Les membres soutiennent que l'insistance d'AFRINIC sur un vote exclusivement en ligne n'est pas un changement neutre. Au contraire, beaucoup y voient une manœuvre pour renforcer le contrôle sur les résultats électoraux. En l'absence de supervision indépendante et avec des systèmes techniques déjà fragiles, le processus est laissé ouvert à la manipulation.
La gouvernance du registre s'est tellement détériorée que même sa responsabilité la plus fondamentale — organiser des élections crédibles — s'est effondrée.
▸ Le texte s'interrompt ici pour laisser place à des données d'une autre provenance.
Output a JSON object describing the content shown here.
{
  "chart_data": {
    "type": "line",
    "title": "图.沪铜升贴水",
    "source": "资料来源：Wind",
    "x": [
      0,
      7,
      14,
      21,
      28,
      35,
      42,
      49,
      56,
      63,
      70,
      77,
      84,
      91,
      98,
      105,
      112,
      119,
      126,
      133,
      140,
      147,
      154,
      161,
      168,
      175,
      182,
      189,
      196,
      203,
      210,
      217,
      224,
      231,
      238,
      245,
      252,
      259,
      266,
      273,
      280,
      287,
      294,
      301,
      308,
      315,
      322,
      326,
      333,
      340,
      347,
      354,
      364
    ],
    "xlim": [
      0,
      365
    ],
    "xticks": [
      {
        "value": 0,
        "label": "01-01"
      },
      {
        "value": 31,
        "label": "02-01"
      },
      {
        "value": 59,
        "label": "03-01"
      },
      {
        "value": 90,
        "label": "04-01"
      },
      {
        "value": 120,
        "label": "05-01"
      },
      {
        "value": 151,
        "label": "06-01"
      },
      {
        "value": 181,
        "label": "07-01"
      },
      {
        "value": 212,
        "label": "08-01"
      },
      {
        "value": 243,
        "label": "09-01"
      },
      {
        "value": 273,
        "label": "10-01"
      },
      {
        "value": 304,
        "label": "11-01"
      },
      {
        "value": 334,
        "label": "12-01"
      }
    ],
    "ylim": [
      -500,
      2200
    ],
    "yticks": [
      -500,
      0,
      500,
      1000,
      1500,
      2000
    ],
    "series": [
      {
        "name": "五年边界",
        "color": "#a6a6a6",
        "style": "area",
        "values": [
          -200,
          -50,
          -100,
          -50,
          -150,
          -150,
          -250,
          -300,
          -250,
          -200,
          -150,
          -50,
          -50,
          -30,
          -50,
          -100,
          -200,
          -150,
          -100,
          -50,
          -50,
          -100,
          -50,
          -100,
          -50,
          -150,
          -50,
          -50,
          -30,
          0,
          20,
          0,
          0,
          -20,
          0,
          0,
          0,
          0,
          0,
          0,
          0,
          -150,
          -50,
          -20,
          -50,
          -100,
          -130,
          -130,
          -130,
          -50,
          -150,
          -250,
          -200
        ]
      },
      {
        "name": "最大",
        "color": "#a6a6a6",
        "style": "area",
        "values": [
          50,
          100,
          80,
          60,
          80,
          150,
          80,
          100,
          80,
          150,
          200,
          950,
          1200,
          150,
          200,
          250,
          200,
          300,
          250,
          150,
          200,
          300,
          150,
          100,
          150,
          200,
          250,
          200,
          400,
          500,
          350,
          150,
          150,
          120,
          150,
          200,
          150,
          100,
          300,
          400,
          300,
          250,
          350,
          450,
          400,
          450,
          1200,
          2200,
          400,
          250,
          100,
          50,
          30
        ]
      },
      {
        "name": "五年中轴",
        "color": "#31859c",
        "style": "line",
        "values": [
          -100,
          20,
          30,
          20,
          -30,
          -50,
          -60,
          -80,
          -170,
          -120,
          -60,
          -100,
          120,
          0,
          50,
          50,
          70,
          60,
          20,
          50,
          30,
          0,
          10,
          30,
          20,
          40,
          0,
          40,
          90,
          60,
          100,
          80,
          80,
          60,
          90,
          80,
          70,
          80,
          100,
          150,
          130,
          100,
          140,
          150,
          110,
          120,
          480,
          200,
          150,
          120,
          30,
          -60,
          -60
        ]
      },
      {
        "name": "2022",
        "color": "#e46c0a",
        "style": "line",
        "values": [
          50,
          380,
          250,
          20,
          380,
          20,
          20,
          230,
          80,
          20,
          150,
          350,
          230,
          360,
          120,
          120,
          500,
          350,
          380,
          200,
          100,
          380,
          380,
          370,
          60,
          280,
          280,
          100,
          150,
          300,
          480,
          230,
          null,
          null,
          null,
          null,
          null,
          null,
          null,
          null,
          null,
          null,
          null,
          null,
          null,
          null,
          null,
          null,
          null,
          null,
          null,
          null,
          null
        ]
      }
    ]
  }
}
En supprimant la participation significative, AFRINIC sape les fondements mêmes de la légitimité démocratique dans la gouvernance de l'Internet en Afrique.
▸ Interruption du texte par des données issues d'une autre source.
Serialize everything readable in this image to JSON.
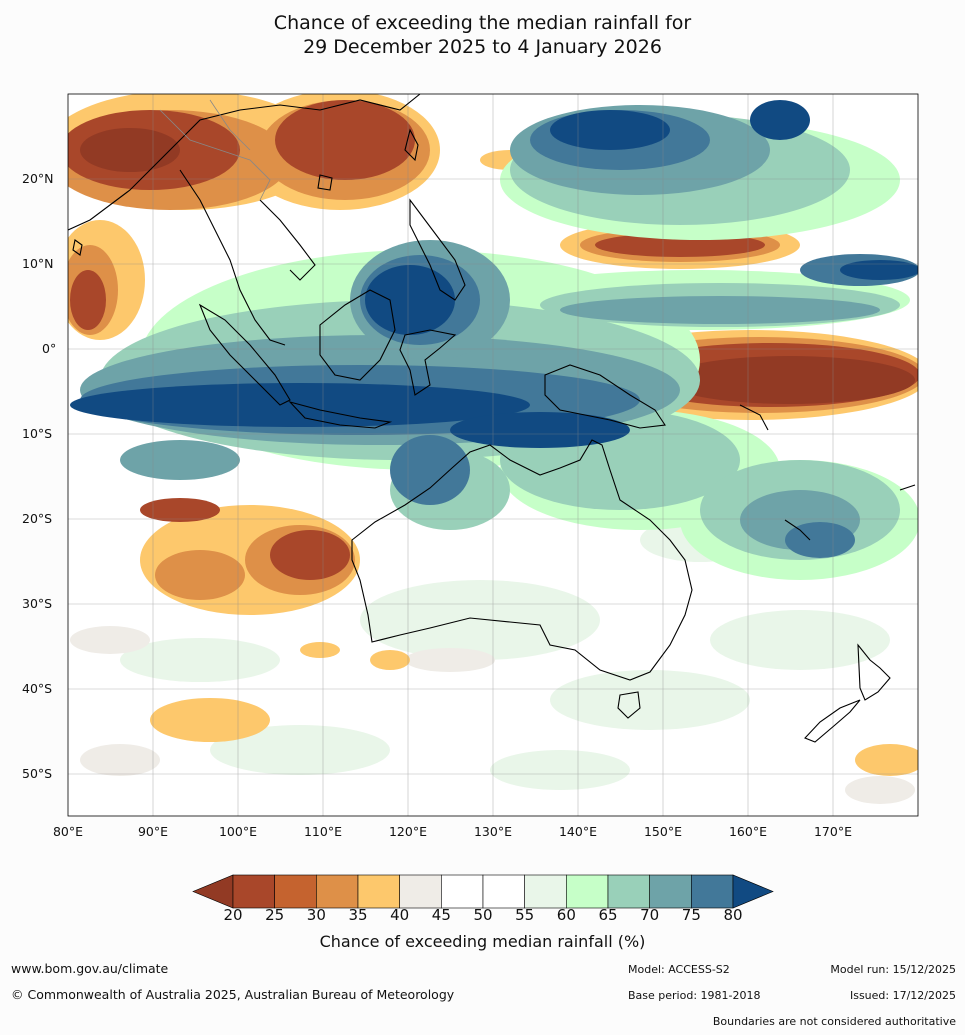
{
  "title": {
    "line1": "Chance of exceeding the median rainfall for",
    "line2": "29 December 2025 to 4 January 2026"
  },
  "map": {
    "lat_labels": [
      "20°N",
      "10°N",
      "0°",
      "10°S",
      "20°S",
      "30°S",
      "40°S",
      "50°S"
    ],
    "lon_labels": [
      "80°E",
      "90°E",
      "100°E",
      "110°E",
      "120°E",
      "130°E",
      "140°E",
      "150°E",
      "160°E",
      "170°E"
    ],
    "coastline_color": "#000000",
    "regions": "Indian Ocean, Southeast Asia, Maritime Continent, Australia, New Zealand, Western Pacific"
  },
  "colorbar": {
    "ticks": [
      "20",
      "25",
      "30",
      "35",
      "40",
      "45",
      "50",
      "55",
      "60",
      "65",
      "70",
      "75",
      "80"
    ],
    "colors": [
      "#a9472a",
      "#c5632f",
      "#de9048",
      "#fdc86c",
      "#efece7",
      "#ffffff",
      "#ffffff",
      "#e9f6e9",
      "#c6ffc8",
      "#99d0b9",
      "#6ea3a8",
      "#427899"
    ],
    "under_color": "#923a24",
    "over_color": "#114a82",
    "label": "Chance of exceeding median rainfall (%)"
  },
  "footer": {
    "website": "www.bom.gov.au/climate",
    "copyright": "© Commonwealth of Australia 2025, Australian Bureau of Meteorology",
    "model": "Model: ACCESS-S2",
    "base_period": "Base period: 1981-2018",
    "model_run": "Model run: 15/12/2025",
    "issued": "Issued: 17/12/2025",
    "disclaimer": "Boundaries are not considered authoritative"
  }
}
Les données biométriques, telles que les empreintes digitales ou les données faciales, comptent parmi les formes les plus sensibles d'informations personnelles. Si elles sont mal gérées ou exposées sans consentement, les dommages pour les individus pourraient être graves et durables. Pourtant, AFRINIC n'a guère donné aux membres de raisons de lui faire confiance avec de telles informations. Son bilan montre des échecs répétés dans la protection même des simples données de contact, ce qui rend sa capacité à protéger des informations biométriques hautement sensibles profondément douteuse.
Son histoire montre le contraire. Les membres se souviennent de son partage de données avec l'initiative Smart Africa, où même les adresses e-mail n'étaient pas correctement protégées. Si AFRINIC ne peut pas protéger des informations de contact de base, on ne peut pas lui confier des données biométriques.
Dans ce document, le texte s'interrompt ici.